Pineda: But we paid $3,000 a month for the COBRA so originally I didn’t think that I had Long COVID. I just thought that his surgery kind of wrecked me. With the pulmonary emboli,  the recovery time can be anywhere from a couple of months to two years. Some people recover very quickly and go right back to work and some people have all kinds of other complications. And I had already been having the blood pressure and the heart rate issues and this was just what threw me over the edge. But originally, I really thought that I’d be going back to work in October so we just signed up for the COBRA for one month. I didn’t want to apply for Medicaid and lose my health insurance and then be uninsured for a few weeks while I waited for the Medicaid and then what if all my specialists like the cardiologists and pulmonologists if they don’t take the Medicaid insurance so I didn’t want to mess with the insurance. I didn’t want to risk not getting a prescription refill. I didn’t want to risk not being able to see the same doctors in the same practice. I was scared and I also thought that I would be better next month and the next month we thought I would be better next month. And instead, we’ve discovered that my kidneys are covered in lesions and I have chronic blood in my urine. We found two fibroid nodules that were biopsied. They came back as atypical cells so they were inconclusive..so then they sent me for gene testing and that came back inconclusive so now we have to repeat the biopsy every three months. 

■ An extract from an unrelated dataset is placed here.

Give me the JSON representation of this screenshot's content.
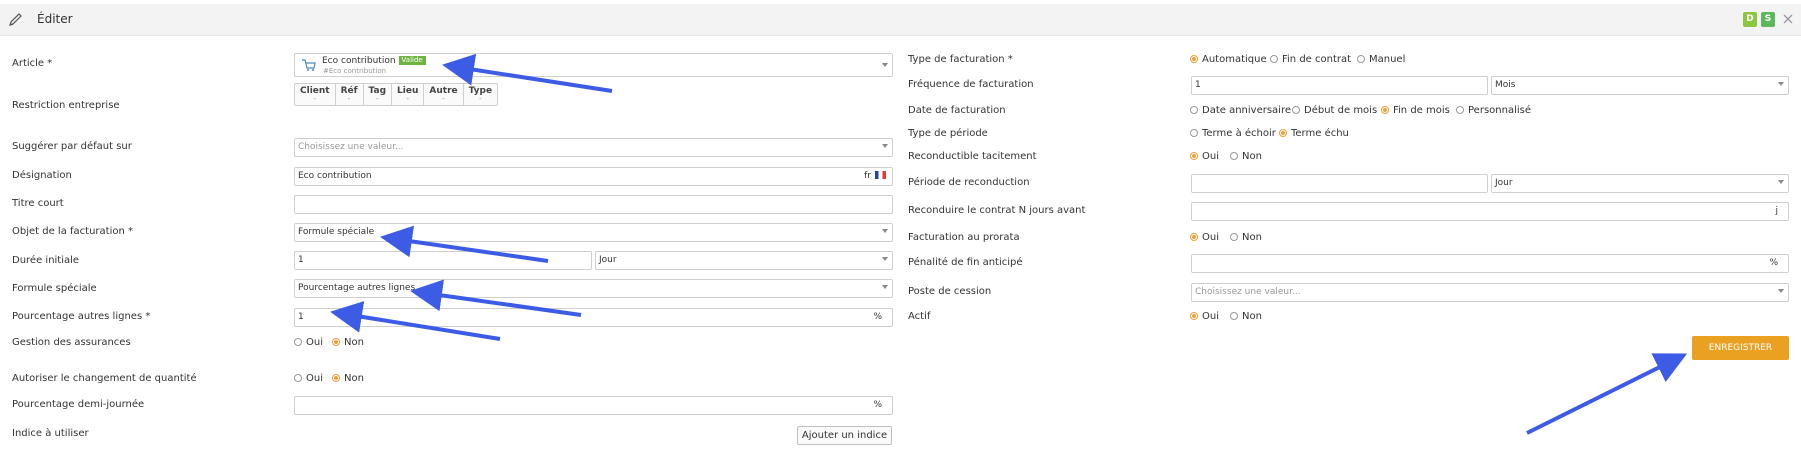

And then my mild to moderate asthma is now moderate to severe asthma, and I’ve been diagnosed with COPD and emphysema.  I still have ongoing tachycardia. I still have ongoing hypertension. Now I’m pre-diabetic and people treat you differently when you have Medicaid vs. when you have good insurance, and I have experienced firsthand the difference in how they treat Medicaid patients. You are second-class citizens oftentimes when you are getting medical treatment, and knowing that I didn’t want to give up my good teacher health insurance, and be a  Medicaid patient, because I knew that they get treated differently. I didn’t have a primary care doctor at the time of my pulmonary embolism. And so I just went to my local community clinic, the Martin Luther King clinic in Wyandanch and they are just so lovely and so kind and so welcoming, but they’re so overworked that things would fall by the wayside and my referrals wouldn’t go through and I would have to go into the clinic and sit for two hours with a patient navigator with me on my phone and her on her phone, and one of us talking to the insurance and one of us talking to the specialist and manually putting in the referrals. So, getting my treatments approved by the insurance company was like a full-time job.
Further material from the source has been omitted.